[HN Gopher] Cerebras launches inference for Llama 3.1; benchmark...
___________________________________________________________________
Cerebras launches inference for Llama 3.1; benchmarked at 1846
tokens/s on 8B
Author : _micah_h
Score : 72 points
Date : 2024-08-27 16:42 UTC (6 hours ago)
(HTM) web link (twitter.com)
(TXT) w3m dump (twitter.com)
| freediver wrote:
| Yep it is fast. Now what exactly is Llama 8B useful is another
| matter - what are some good use cases?
|
| One scenario I can think of is rolepaying - but I would assume
| that the slow streaming speed was kind of a feature there.
| rgbrgb wrote:
| Speed is useful for batch tasks or doing a bunch of serial
| tasks quickly. E.g. "take these 1000 pitch decks and give me 5
| bullets on each", "run this prompt 100 times and then pick the
| best response", "detect which of these 100k comments mention
| the SF Giants".
| drdaeman wrote:
| 8B is not exactly great for roleplaying, if we put the bar any
| high. It is just not sophisticated enough, as it has very
| limited "reasoning"-like capabilities and can normally make
| sensible conclusions only about very basic things (like if it's
| raining, maybe character will get wet). It can and will
| hallucinate about stuff like inventories or rules - and it's
| not a context length thing. If there are multiple NPCs, things
| get worse, as they're starting to all mix up.
|
| 70B does significantly better in this regard. Nowhere close to
| perfection, but the frequency of WTFs about LLM's output are
| [subjectively] drastically lower.
|
| Speed can be useful in RP if we'd run multiple LLM-based agents
| (like "plot", "goal checker", "inventory", "validation",
| "narrator") that function call each other to achieve some goal.
| wkat4242 wrote:
| These wafers only have 44GB of RAM though. Very curious why
| the quantity is so low considering the chips are absolutely
| massive. It's SRAM though so very fast, comparable to cache
| in a modern CPU. But I assume being fast and loading the
| whole model there is the point.
| bottlepalm wrote:
| Surveillance states and intelligence agencies.
|
| Or maybe a MMO with a town of NPCs.
| benopal64 wrote:
| Why can't the MMO with a town of NPCs have an intelligence
| agency too?
| seldo wrote:
| For agentic use cases, where you might need several round-trips
| to the LLM to reflect on a query, improve a result, etc.,
| getting fast inference means you can do more round-trips while
| still responding in reasonable time. So basically any LLM use-
| case is improved by having greater speed available IMO.
| freediver wrote:
| The problem with this is tok/sec does not tell you what time
| to first token is. I've seen (with Groq) where this is large
| for large prompts, nullifying the advantage of faster
| tok/sec.
| halJordan wrote:
| What kind of answer are you looking for? Just start asking it
| questions. The constant demand for a magic silver bullet use
| case applicable to every person in the country is wild. If you
| have to ask, you're not using it.
|
| What exact use case did google.com enable you to do that made
| it worthwhile for everyone to immediately start using? It let
| you access nytimes.com? Access amazon.com? No, it let you ask
| off the wall, asinine, long tail questions no one else asked.
| mikewarot wrote:
| Why is it so gosh darned slow?

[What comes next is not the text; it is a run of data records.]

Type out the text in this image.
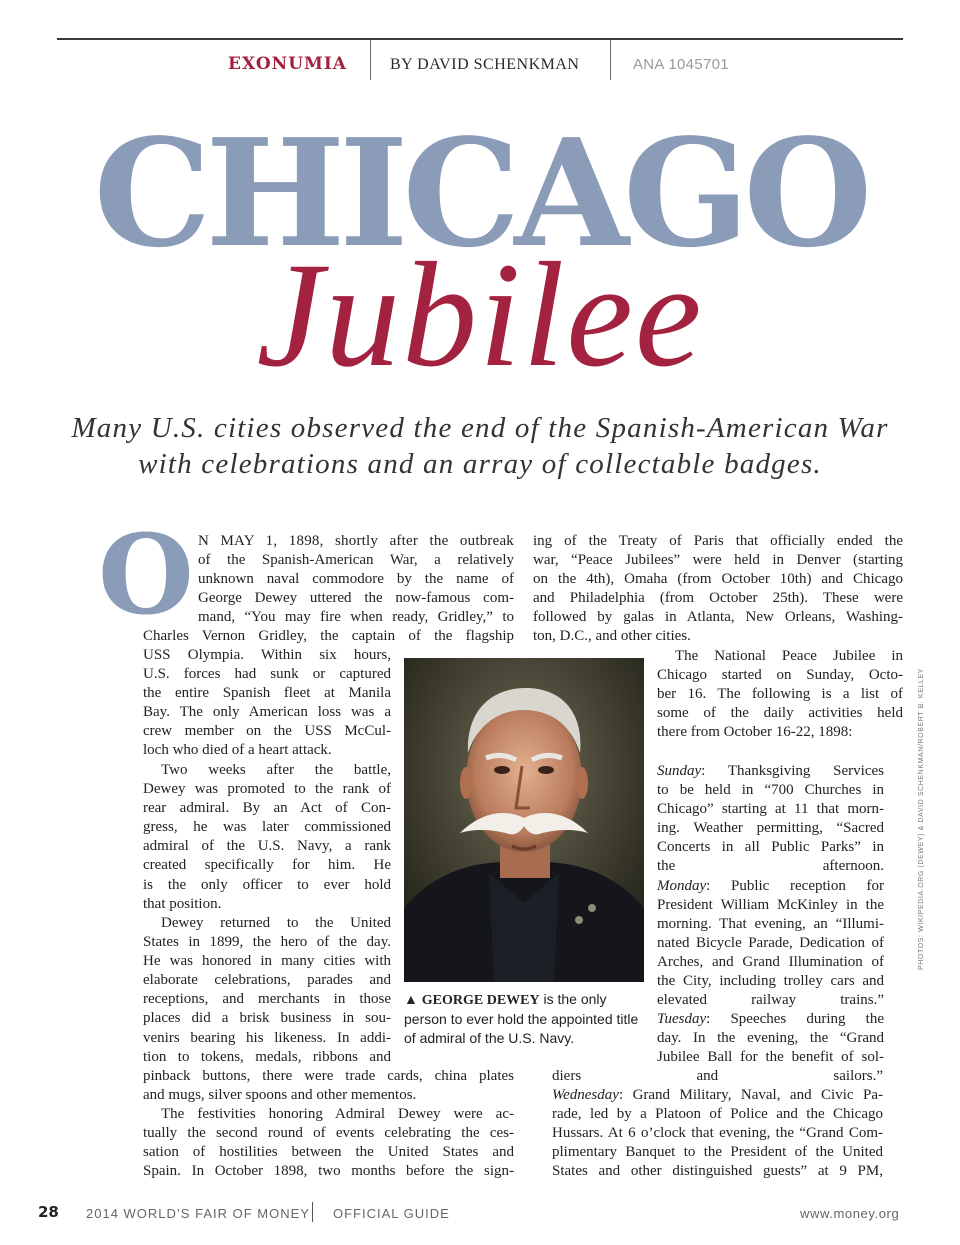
EXONUMIA	BY DAVID SCHENKMAN	ANA 1045701
CHICAGO
Jubilee
Many U.S. cities observed the end of the Spanish-American War
with celebrations and an array of collectable badges.
O N MAY 1, 1898, shortly after the outbreak
of the Spanish-American War, a relatively
unknown naval commodore by the name of
George Dewey uttered the now-famous com-
mand, “You may fire when ready, Gridley,” to
Charles Vernon Gridley, the captain of the flagship
USS Olympia. Within six hours,
U.S. forces had sunk or captured
the entire Spanish fleet at Manila
Bay. The only American loss was a
crew member on the USS McCul-
loch who died of a heart attack.
Two weeks after the battle,
Dewey was promoted to the rank of
rear admiral. By an Act of Con-
gress, he was later commissioned
admiral of the U.S. Navy, a rank
created specifically for him. He
is the only officer to ever hold
that position.
Dewey returned to the United
States in 1899, the hero of the day.
He was honored in many cities with
elaborate celebrations, parades and
receptions, and merchants in those
places did a brisk business in sou-
venirs bearing his likeness. In addi-
tion to tokens, medals, ribbons and
pinback buttons, there were trade cards, china plates
and mugs, silver spoons and other mementos.
The festivities honoring Admiral Dewey were ac-
tually the second round of events celebrating the ces-
sation of hostilities between the United States and
Spain. In October 1898, two months before the sign-
ing of the Treaty of Paris that officially ended the
war, “Peace Jubilees” were held in Denver (starting
on the 4th), Omaha (from October 10th) and Chicago
and Philadelphia (from October 25th). These were
followed by galas in Atlanta, New Orleans, Washing-
ton, D.C., and other cities.
The National Peace Jubilee in
Chicago started on Sunday, Octo-
ber 16. The following is a list of
some of the daily activities held
there from October 16-22, 1898:
Sunday: Thanksgiving Services
to be held in “700 Churches in
Chicago” starting at 11 that morn-
ing. Weather permitting, “Sacred
Concerts in all Public Parks” in
the afternoon.
Monday: Public reception for
President William McKinley in the
morning. That evening, an “Illumi-
nated Bicycle Parade, Dedication of
Arches, and Grand Illumination of
the City, including trolley cars and
elevated railway trains.”
Tuesday: Speeches during the
day. In the evening, the “Grand
Jubilee Ball for the benefit of sol-
diers and sailors.”
Wednesday: Grand Military, Naval, and Civic Pa-
rade, led by a Platoon of Police and the Chicago
Hussars. At 6 o’clock that evening, the “Grand Com-
plimentary Banquet to the President of the United
States and other distinguished guests” at 9 PM,
▲ GEORGE DEWEY is the only person to ever hold the appointed title of admiral of the U.S. Navy.
PHOTOS: WIKIPEDIA.ORG (DEWEY) & DAVID SCHENKMAN/ROBERT B. KELLEY
28 2014 WORLD’S FAIR OF MONEY OFFICIAL GUIDE	www.money.org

If you've got enough transistors
| to hold 44 gigabytes of RAM, you've got enough to have the whole
| model in stored with no need for off-chip transfers.
|
| I'd expect tokens out at 1 Ghz aggregate. Anything less than 1
| Mhz is a joke.... ok, not a joke, but surprisingly slow.
| twothreeone wrote:
| Even if they could generate tokens at that speed on the chip
| (which maybe they can in theory?) you need to get user tokens
| onto the chip and the resulting model tokens off again and
| transport them to the user as well. This means at some point
| the I/O becomes the bottleneck, not the compute. I also suspect
| it will get faster still, from the announcement it didn't sound
| like it's "optimal" yet.
| chessgecko wrote:
| On die communication isn't free, a lot of things here are
| sequential and within matrix multiplies the cores have to
| transfer output and mem loads have to be distributed. It's
| really fast but not like one cycle
| mikewarot wrote:
| You could add a series of latches, and use the magic of graph
| coloring to eliminate any timing issues, and pipeline the
| thing sufficiently to get a GHz of throughput, even if it
| takes many cycles to make it all the way though the pipe.
|
| Personally, I'd put all the parameters in NOR flash, then
| cycle through the row lines sequentially to load the
| parameters into the MAC. You could load all the inputs in
| parallel as fast as the dynamic power limits of the chip
| allow. If you use either DMA or a hardware ring buffer to
| push all the tokens through the layers, you could keep the
| throughput going with various sizes of models, etc.
|
| Obviously with only one MAC you couldn't have a single stream
| at a GHZ, but you could have 4000 separate streams of 250,000
| tokens/second.
| chessgecko wrote:
| Their numbers are for a single input, I assume the
| throughput is much higher given the prices they are quoting
| and the cost of a single cs3.
| GaggiX wrote:
| It only needs to compute about a trillion floating-point
| operations per token, and each layer relies on the previous
| one.
|
| I wonder why it doesn't output a billion tokens per second.
| ein0p wrote:
| The coarse estimate of compute in transformers is about as
| many MACs as there are weights, or twice as many flops
| (because multiplication and addition are counted as separate
| operations). So for llama 70b that's about 70b MACs per
| token, which is manageable. What's far less manageable is
| reading the entire model into RAM N times a second
| GaggiX wrote:
| This would only be the case if we ignore the multiplication
| between queries and keys, and the resulting vector being
| multiple with the values, and also the multiple heads.
| ein0p wrote:
| No, that is always the case. Attention is only about one
| third the ops and qk is a fraction of that. Outside of
| truly massive sequence lengths it doesn't matter a whole
| lot, even though it's nominally quadratic. It's trivial
| to run the numbers on this - you only need to do it for
| one layer.
| ChrisArchitect wrote:
| [dupe]
|
| More discussion on official post:
| https://news.ycombinator.com/item?id=41369705
| phkahler wrote:
| The winner will be one of two approaches: 1) Getting great
| performance using regular DRAM - system memory. 2) Bringing the
| compute to the RAM chips - DRAM is accessed 64Kb per row (or
| more?) and at ~10ns per read you can use small/slow ALUs along
| the row to do MAC operations. Not sure how you program that
| though.
|
| Current "at home" inference tends to be limited by how much RAM
| your graphics card has, but system RAM scales better.
| rfoo wrote:
| The winner, unfortunately, will be on cloud inference.
| eth0up wrote:
| I'll probably get stoned for asking here, but... since you seem
| knowledgeable on the subject:
|
| I just got llama3.1-8b (standard and instruct). However, I
| cannot do anything with it on my current hardware. Can you
| recommend the best AI model that I: 1) can self host 2) run on
| 16GB ram with no dedicated graphics card and an old intel i5 3)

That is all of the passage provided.